沈之行的脸色,在这一刻,变得比这深坑里的白骨还要冰冷。
“继续挖。”
随着挖掘的深入,更多骇人的景象暴露出来。这些尸骨,大多是青壮年男性,他们的骨骼上,有很多陈旧性的损伤,像是长期从事重体力劳动所致。更重要的是,在坑底的淤泥里,他们发现了一些黑色的、闪着金属光泽的矿石。
青藤将一块矿石呈给沈之行。
沈之行接过来,在手里掂了掂,又用指甲刮了刮。
“这不是铁矿。”他缓缓开口,声音里带着一股令人心悸的寒意,“这是金矿原石。”
真相,在这一刻,昭然若揭。
这里根本不是什么流民安置所。这里,是一个秘密的金矿!
那些所谓的“流民”,其实是见不得光的矿工。而那场瘟疫,也根本不是天灾。
“将军,您的意思是……”青藤的声音都在发颤。
“瘟疫,只是一个幌子。”沈之行的目光,望向京城的方向,那双深邃的眸子里,翻涌着滔天的杀意,“一场为了掩盖这座金矿,并顺理成章地将所有知情的矿工灭口的……骗局。”

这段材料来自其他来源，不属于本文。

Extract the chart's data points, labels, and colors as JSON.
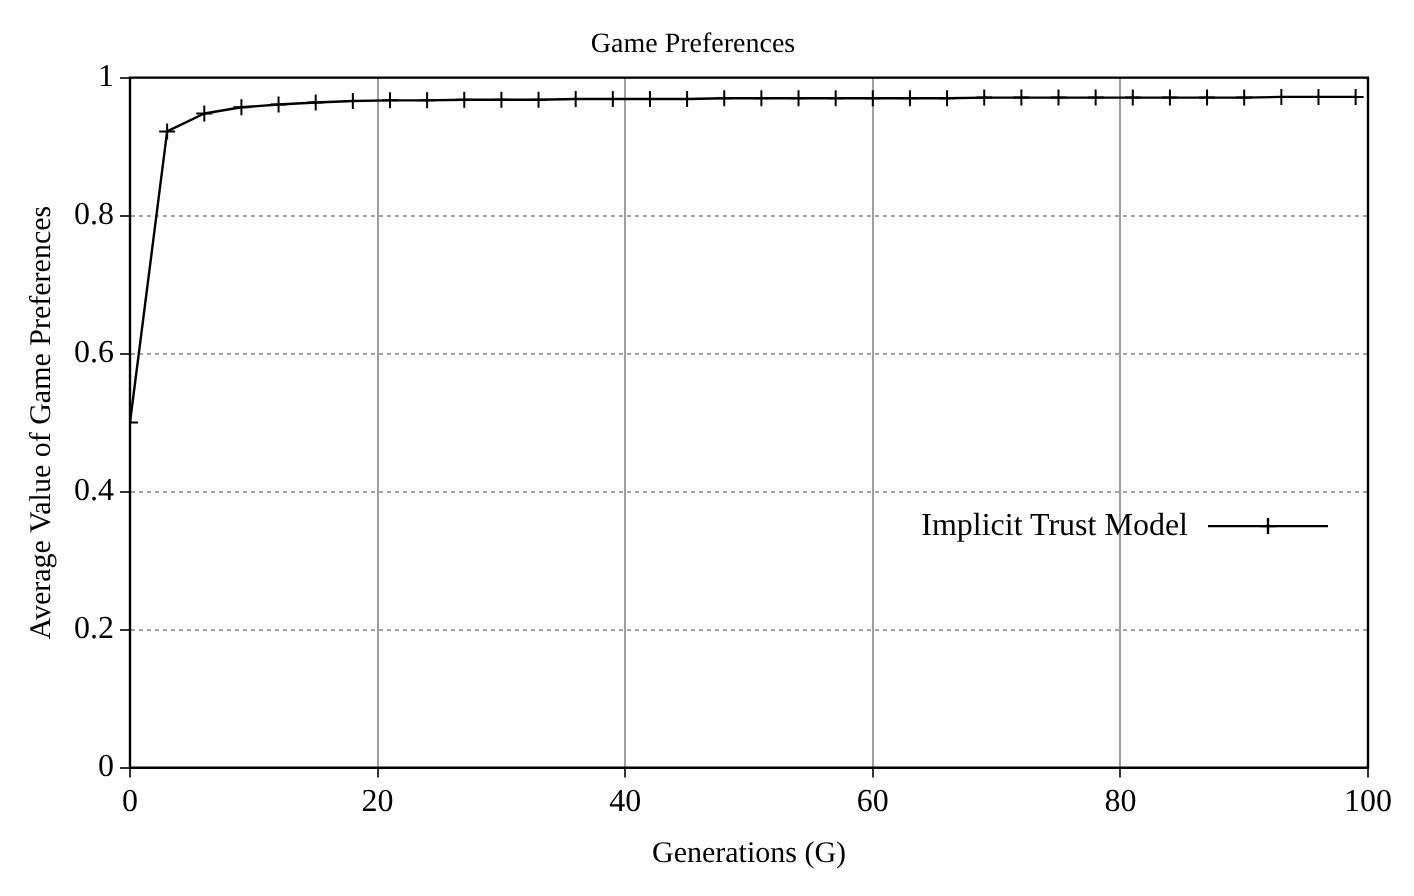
{
  "chart_data": {
    "type": "line",
    "title": "Game Preferences",
    "xlabel": "Generations (G)",
    "ylabel": "Average Value of Game Preferences",
    "x": [
      0,
      3,
      6,
      9,
      12,
      15,
      18,
      21,
      24,
      27,
      30,
      33,
      36,
      39,
      42,
      45,
      48,
      51,
      54,
      57,
      60,
      63,
      66,
      69,
      72,
      75,
      78,
      81,
      84,
      87,
      90,
      93,
      96,
      99
    ],
    "series": [
      {
        "name": "Implicit Trust Model",
        "color": "#000000",
        "values": [
          0.5,
          0.922,
          0.948,
          0.957,
          0.961,
          0.964,
          0.966,
          0.967,
          0.967,
          0.968,
          0.968,
          0.968,
          0.969,
          0.969,
          0.969,
          0.969,
          0.97,
          0.97,
          0.97,
          0.97,
          0.97,
          0.97,
          0.97,
          0.971,
          0.971,
          0.971,
          0.971,
          0.971,
          0.971,
          0.971,
          0.971,
          0.972,
          0.972,
          0.972
        ]
      }
    ],
    "xlim": [
      0,
      100
    ],
    "xticks": [
      0,
      20,
      40,
      60,
      80,
      100
    ],
    "ylim": [
      0,
      1
    ],
    "yticks": [
      0,
      0.2,
      0.4,
      0.6,
      0.8,
      1
    ],
    "grid": true,
    "legend": "right",
    "marker": "cross",
    "line_style": "solid"
  }
}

他们利用瘟疫制造恐慌,将这些矿工以“病患”的名义集中起来,然后一把火烧了地上的建筑,再将人活埋于地下,用石灰和药渣掩盖一切痕迹。如此一来,金矿的秘密被永远埋藏,他们则可以继续心安理得地享受着用这些人的白骨换来的泼天富贵。
何其歹毒!何其残忍!
燕云音的父亲,燕春堂大夫,当年一定是发现了这些矿工的真实身份,以及他们并非死于瘟疫的真相,所以他才会被灭口。
而他自己的父亲,也是因为触碰到了这个庞大的利益集团的根基,才会落得个马革裹尸的下场。
两条看似无关的线,在这一刻,终于交汇在了一起。
“孟家……”沈之行缓缓念出这个名字,嘴角勾起一抹冰冷而嗜血的弧度,“私自开采金矿,私铸劣币,草菅人命……真是好大的手笔。”
他终于明白,为什么右相一派的势力能如此迅速地在朝中盘根错节,为什么他们有花不完的银子去收买官员,豢养死士。
因为他们脚下,踩着一座用无数冤魂白骨堆积起来的,看不见的金山。
“青藤。”
“属下在。”
“把这里恢复原样,不要留下任何痕?迹。”沈之行站起身,拍了拍手上的泥土,“另外,派人去一趟江南,给我查清楚,孟家这些年,究竟往北境送了多少‘粮草’。”
“是!”
沈之行翻身上马,勒转马头,向着京城疾驰而去。
夕阳将他的影子拉得很长,像一柄出鞘的利剑,带着无尽的杀伐之气。
他知道,一场真正的战争,才刚刚开始。而燕云-音,那个一心只想为父报仇的女人,已经被命运的丝线,和他,和整个平西侯府,和他父亲未竟的事业,死死地绑在了一起。
她以为自己只是在查一场陈年旧案,却不知道,她亲手揭开的,是一个足以颠覆整个大梁王朝的,惊天阴谋的冰山一角。